Complex chemistry

Forecasting how chemical species transform from reactants to products has implications for the design of fuels that combust efficiently, for predicting the fate of greenhouse gases in the atmosphere, and in expediting the synthesis of new materials and drugs. Combustion is a particular challenge because it is a transient phenomenon where reactants are quickly, and perhaps violently, converted to products and large amounts of energy. This raises many interesting questions: How predictable are the mechanisms of such complex chemical reactions? How well can we predict the future of the chemistry of combustion, given an observation of an incomplete overall reaction? What features of complex chemistry limit our ability to predict the mechanism? How much information do the sequences of chemical symbols contain about the outcome of the reaction? We are working to answer these questions and more.

Mixing liquids

Natural phenomena mix matter, energy or both. The mixing of liquids is especially important; it is responsible for the molecular structure and function of biological cells, the production and processing of everyday products, and the yield of chemical reactions. For liquids that are sufficiently alike, thermodynamics makes predictions about whether the liquids will mix. However, the entropy associated with the interdiffusion of liquids is difficult to estimate, say, from molecular simulations, especially if the liquids are dissimilar or the mixing requires heat transfer.
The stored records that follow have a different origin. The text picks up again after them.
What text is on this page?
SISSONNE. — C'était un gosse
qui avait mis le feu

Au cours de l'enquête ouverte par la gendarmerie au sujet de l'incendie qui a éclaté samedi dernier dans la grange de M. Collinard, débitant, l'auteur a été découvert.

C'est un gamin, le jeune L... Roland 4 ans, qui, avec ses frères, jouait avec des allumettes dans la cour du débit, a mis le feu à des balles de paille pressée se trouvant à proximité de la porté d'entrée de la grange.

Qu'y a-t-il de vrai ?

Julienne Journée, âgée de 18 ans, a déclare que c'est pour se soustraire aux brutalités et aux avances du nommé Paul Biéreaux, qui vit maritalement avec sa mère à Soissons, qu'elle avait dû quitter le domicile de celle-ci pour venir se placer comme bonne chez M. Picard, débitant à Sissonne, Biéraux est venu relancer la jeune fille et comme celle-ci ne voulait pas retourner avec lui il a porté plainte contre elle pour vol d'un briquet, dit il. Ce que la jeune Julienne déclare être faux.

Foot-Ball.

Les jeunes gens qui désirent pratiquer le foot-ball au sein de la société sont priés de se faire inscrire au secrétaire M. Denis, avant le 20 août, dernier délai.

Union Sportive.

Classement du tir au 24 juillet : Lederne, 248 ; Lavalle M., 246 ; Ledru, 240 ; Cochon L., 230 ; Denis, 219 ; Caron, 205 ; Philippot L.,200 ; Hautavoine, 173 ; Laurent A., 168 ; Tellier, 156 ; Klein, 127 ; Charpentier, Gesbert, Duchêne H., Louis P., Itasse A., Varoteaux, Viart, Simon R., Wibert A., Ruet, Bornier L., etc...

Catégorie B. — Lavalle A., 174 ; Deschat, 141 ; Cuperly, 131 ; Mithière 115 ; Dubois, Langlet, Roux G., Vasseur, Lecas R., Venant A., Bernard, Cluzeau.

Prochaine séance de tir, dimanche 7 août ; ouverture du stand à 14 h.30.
We have developed theory and computational strategies that enable the direct calculation of statistical entropy changes from the underlying molecular dynamics involved in mixing two liquids. These entropy changes are related to dynamical randomness and, yet, are consistent with the thermodynamic entropy of mixing. We are working to extend this approach from simple liquids to liquids composed of molecules with internal structure.

Disordered kinetics

Kinetics provides predictions about how fast a particular process will happen - its rate. For example, predicting the rate of making and breaking hydrogen bonds in liquid water can give insight into the role of this process in the function of biomolecules. Many such processes present a theoretical challenge to kinetics because of the intrinsic fluctuations in the rate caused by the surrounding environment; the interaction between two water molecules sensitively depends on the proximity, geometry, and behavior of the water molecules surrounding them. We are designing a general theoretical framework that applies to this broad class of rate processes, including water. This framework is being implemented as a computational algorithm to analyze the results of both computer simulations and laboratory experiments.